わき腹を槍で貫かれたイエスの遺体からはすぐに血と水とが流れ出たと目撃者の証言を添えています。この、血と水とが流れ出た、という出来事を記したのは、ヨハネ福音書だけです。ヨハネによる福音書と他の福音書を読み比べてみる時に、ヨハネ福音書が描く十字架は、苦しみという観点よりも、栄光の輝きという観点が先行しています。ですから、マタイやマルコの福音書のように「わが神、わが神、なぜわたしをお見捨てになったのですか」という悲痛な叫びの声は記されません。その代わり、ヨハネ福音書が描くキリストの死は、他の福音書に勝って、なまなましい死の様子が描かれます。槍で刺し抜かれた遺体から血と水とが流れ出るとは、本当にリアルな描写です。キリストの死とは動かしがたい現実であったということを目の前に描き出しています。
もちろん、ヨハネがこんなことをわざわざ描いたのには、理由がありました。ヨハネの手紙一の4章2節に「イエス・キリストが肉となって来られたということを公に言い表す霊は、すべて神から出たものです」という言葉が記されています。つまり、逆にいえば、キリストが肉となって来られたという事を否定する人たちがいたということなのでしょう。そういうことを吹聴する人たちは神から出ていない、惑わす霊によっているのだと言うことなのです。そして、そういう人たちは、十字架の死のリアルさと言うものを少しも受け入れようとしない人たちであったとおもわれます。

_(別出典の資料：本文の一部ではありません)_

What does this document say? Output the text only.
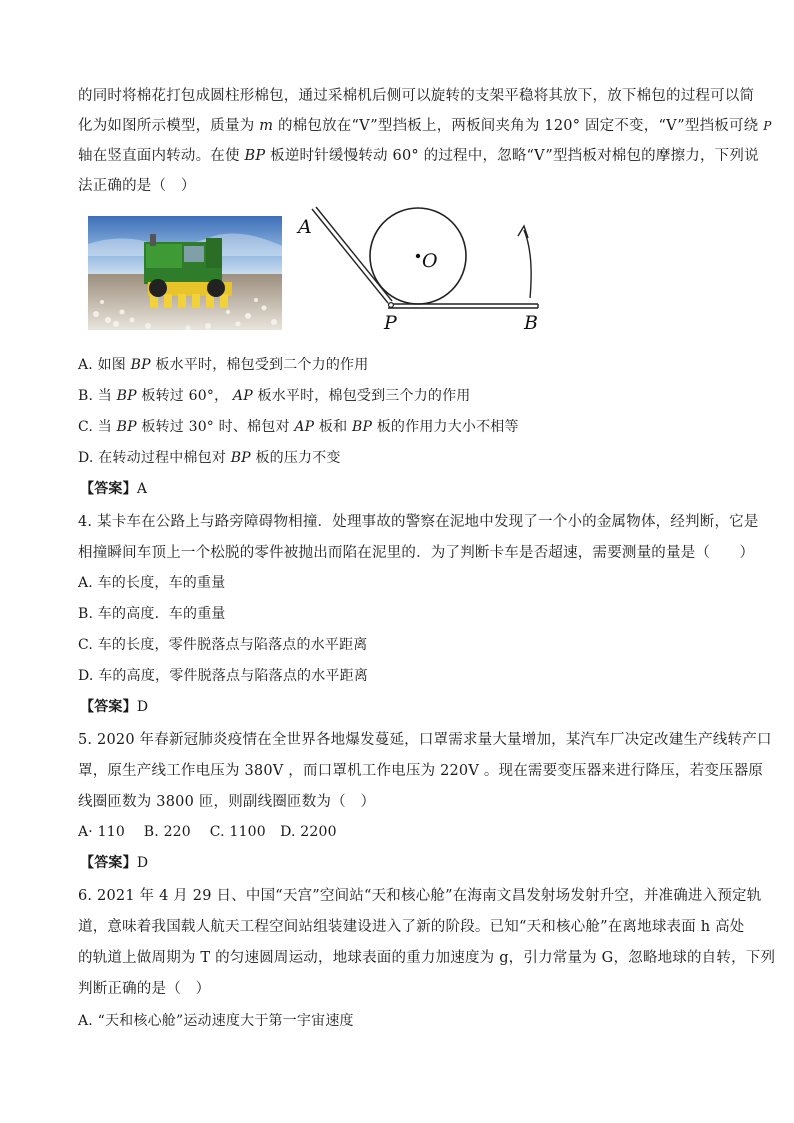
的同时将棉花打包成圆柱形棉包，通过采棉机后侧可以旋转的支架平稳将其放下，放下棉包的过程可以简
化为如图所示模型，质量为 m 的棉包放在“V”型挡板上，两板间夹角为 120° 固定不变，“V”型挡板可绕 P
轴在竖直面内转动。在使 BP 板逆时针缓慢转动 60° 的过程中，忽略“V”型挡板对棉包的摩擦力，下列说
法正确的是（　）
A
O
P	B
A. 如图 BP 板水平时，棉包受到二个力的作用
B. 当 BP 板转过 60°， AP 板水平时，棉包受到三个力的作用
C. 当 BP 板转过 30° 时、棉包对 AP 板和 BP 板的作用力大小不相等
D. 在转动过程中棉包对 BP 板的压力不变
【答案】A
4. 某卡车在公路上与路旁障碍物相撞．处理事故的警察在泥地中发现了一个小的金属物体，经判断，它是
相撞瞬间车顶上一个松脱的零件被抛出而陷在泥里的．为了判断卡车是否超速，需要测量的量是（　　）
A. 车的长度，车的重量
B. 车的高度．车的重量
C. 车的长度，零件脱落点与陷落点的水平距离
D. 车的高度，零件脱落点与陷落点的水平距离
【答案】D
5. 2020 年春新冠肺炎疫情在全世界各地爆发蔓延，口罩需求量大量增加，某汽车厂决定改建生产线转产口
罩，原生产线工作电压为 380V ，而口罩机工作电压为 220V 。现在需要变压器来进行降压，若变压器原
线圈匝数为 3800 匝，则副线圈匝数为（　）
A· 110　 B. 220　 C. 1100　D. 2200
【答案】D
6. 2021 年 4 月 29 日、中国“天宫”空间站“天和核心舱”在海南文昌发射场发射升空，并准确进入预定轨
道，意味着我国载人航天工程空间站组装建设进入了新的阶段。已知“天和核心舱”在离地球表面 h 高处
的轨道上做周期为 T 的匀速圆周运动，地球表面的重力加速度为 g，引力常量为 G，忽略地球的自转，下列
判断正确的是（　）
A. “天和核心舱”运动速度大于第一宇宙速度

イエス・キリストの完全な死がなければ、わたしたちの救いはほんとうの意味で完成していないというのが、キリスト教の信仰なのです。なぜなら、それは罪を犯した人間の罪の罰を背負った身代わりの死だったからです。
さて、ヨハネ福音書は、キリストの完全な死の様を描く時、この出来事が聖書に啓示された神のご意志に基づくものである事を二つの聖書の個所を引用して、その事を示します。
一つは、「その骨は一つも砕かれない」という旧約聖書民数記9章12節の規定が引用されます。これは過越の犠牲である小羊に関する規定ですが、ヨハネ福音書は、十字架から取りおろされるイエス・キリストにこれを当てはめて、キリストこそ世の罪を取り除く神の小羊であることを描いています。

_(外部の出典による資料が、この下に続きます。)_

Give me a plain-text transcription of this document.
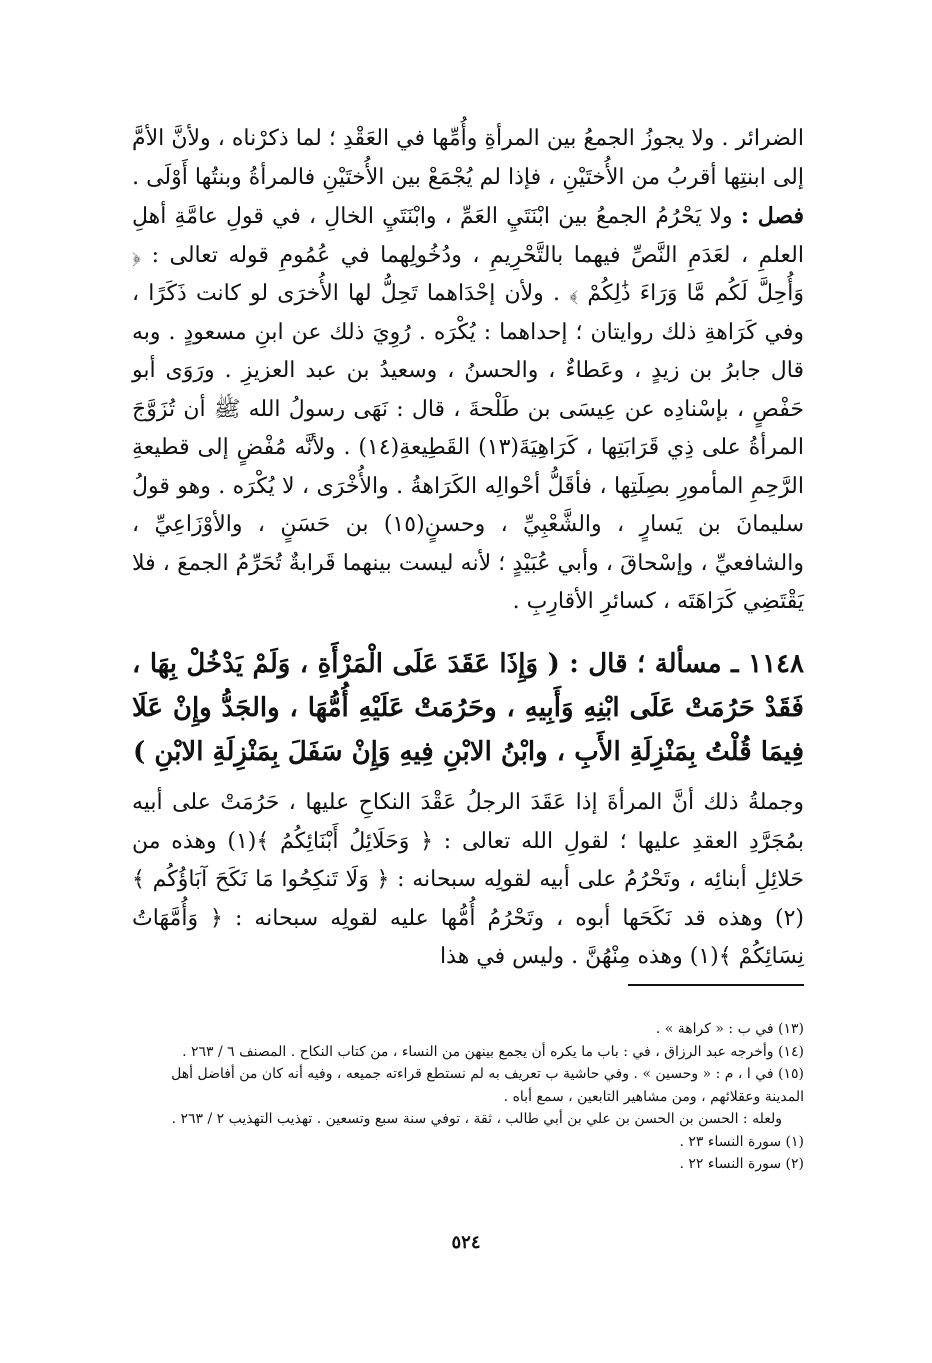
الضرائر . ولا يجوزُ الجمعُ بين المرأةِ وأُمِّها في العَقْدِ ؛ لما ذكرْناه ، ولأنَّ الأمَّ إلى ابنتِها أقربُ من الأُختَيْنِ ، فإذا لم يُجْمَعْ بين الأُختَيْنِ فالمرأةُ وبنتُها أَوْلَى .

فصل : ولا يَحْرُمُ الجمعُ بين ابْنَتَيِ العَمِّ ، وابْنَتَيِ الخالِ ، في قولِ عامَّةِ أهلِ العلمِ ، لعَدَمِ النَّصِّ فيهما بالتَّحْرِيمِ ، ودُخُولِهما في عُمُومِ قوله تعالى : ﴿ وَأُحِلَّ لَكُم مَّا وَرَاءَ ذَٰلِكُمْ ﴾ . ولأن إحْدَاهما تَحِلُّ لها الأُخرَى لو كانت ذَكَرًا ، وفي كَرَاهةِ ذلك روايتان ؛ إحداهما : يُكْرَه . رُوِيَ ذلك عن ابنِ مسعودٍ . وبه قال جابرُ بن زيدٍ ، وعَطاءٌ ، والحسنُ ، وسعيدُ بن عبد العزيزِ . ورَوَى أبو حَفْصٍ ، بإسْنادِه عن عِيسَى بن طَلْحةَ ، قال : نَهَى رسولُ الله ﷺ أن تُزَوَّجَ المرأةُ على ذِي قَرَابَتِها ، كَرَاهِيَةَ(١٣) القَطِيعةِ(١٤) . ولأنَّه مُفْضٍ إلى قطيعةِ الرَّحِمِ المأمورِ بصِلَتِها ، فأقَلُّ أحْوالِه الكَرَاهةُ . والأُخْرَى ، لا يُكْرَه . وهو قولُ سليمانَ بن يَسارٍ ، والشَّعْبِيِّ ، وحسنٍ(١٥) بن حَسَنٍ ، والأوْزَاعِيِّ ، والشافعيِّ ، وإسْحاقَ ، وأبي عُبَيْدٍ ؛ لأنه ليست بينهما قَرابةٌ تُحَرِّمُ الجمعَ ، فلا يَقْتَضِي كَرَاهَتَه ، كسائرِ الأقارِبِ .

١١٤٨ ـ مسألة ؛ قال : ( وَإِذَا عَقَدَ عَلَى الْمَرْأَةِ ، وَلَمْ يَدْخُلْ بِهَا ، فَقَدْ حَرُمَتْ عَلَى ابْنِهِ وَأَبِيهِ ، وحَرُمَتْ عَلَيْهِ أُمُّهَا ، والجَدُّ وإِنْ عَلَا فِيمَا قُلْتُ بِمَنْزِلَةِ الأَبِ ، وابْنُ الابْنِ فِيهِ وَإِنْ سَفَلَ بِمَنْزِلَةِ الابْنِ )

وجملةُ ذلك أنَّ المرأةَ إذا عَقَدَ الرجلُ عَقْدَ النكاحِ عليها ، حَرُمَتْ على أبيه بمُجَرَّدِ العقدِ عليها ؛ لقولِ الله تعالى : ﴿ وَحَلَائِلُ أَبْنَائِكُمُ ﴾(١) وهذه من حَلائِلِ أبنائِه ، وتَحْرُمُ على أبيه لقولِه سبحانه : ﴿ وَلَا تَنكِحُوا مَا نَكَحَ آبَاؤُكُم ﴾(٢) وهذه قد نَكَحَها أبوه ، وتَحْرُمُ أُمُّها عليه لقولِه سبحانه : ﴿ وَأُمَّهَاتُ نِسَائِكُمْ ﴾(١) وهذه مِنْهُنَّ . وليس في هذا

(١٣) في ب : « كراهة » .

(١٤) وأخرجه عبد الرزاق ، في : باب ما يكره أن يجمع بينهن من النساء ، من كتاب النكاح . المصنف ٦ / ٢٦٣ .

(١٥) في ا ، م : « وحسين » . وفي حاشية ب تعريف به لم نستطع قراءته جميعه ، وفيه أنه كان من أفاضل أهل المدينة وعقلائهم ، ومن مشاهير التابعين ، سمع أباه .

ولعله : الحسن بن الحسن بن علي بن أبي طالب ، ثقة ، توفي سنة سبع وتسعين . تهذيب التهذيب ٢ / ٢٦٣ .

(١) سورة النساء ٢٣ .

(٢) سورة النساء ٢٢ .

٥٢٤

もう一つの引用は、旧約聖書ゼカリヤ書12章10節です。イスラエルが自分たちの手で刺し貫いた者の姿を見て嘆き悲しむという預言の言葉です。けれども、この預言の言葉には続きがあって、罪と汚れとを洗い清めるという神のご計画が宣言されます。
「その日、ダビデの家とエルサレムの住民のために、罪と汚れを洗い清める一つの泉が開かれる。その日が来る、と万軍の主は言われる。」(ゼカリヤ13:1-2)
この刺し貫かれた者を、嘆きつつ、信仰をもって仰ぎ見る時、この神の小羊の血によって、罪の汚れからまったく清められるのです。
十字架の上で貴い血潮を流してくださったキリスト、わたしたちのために確かに死んでくださったキリストを仰ぎ見て、救いの恵みをいただきましょう。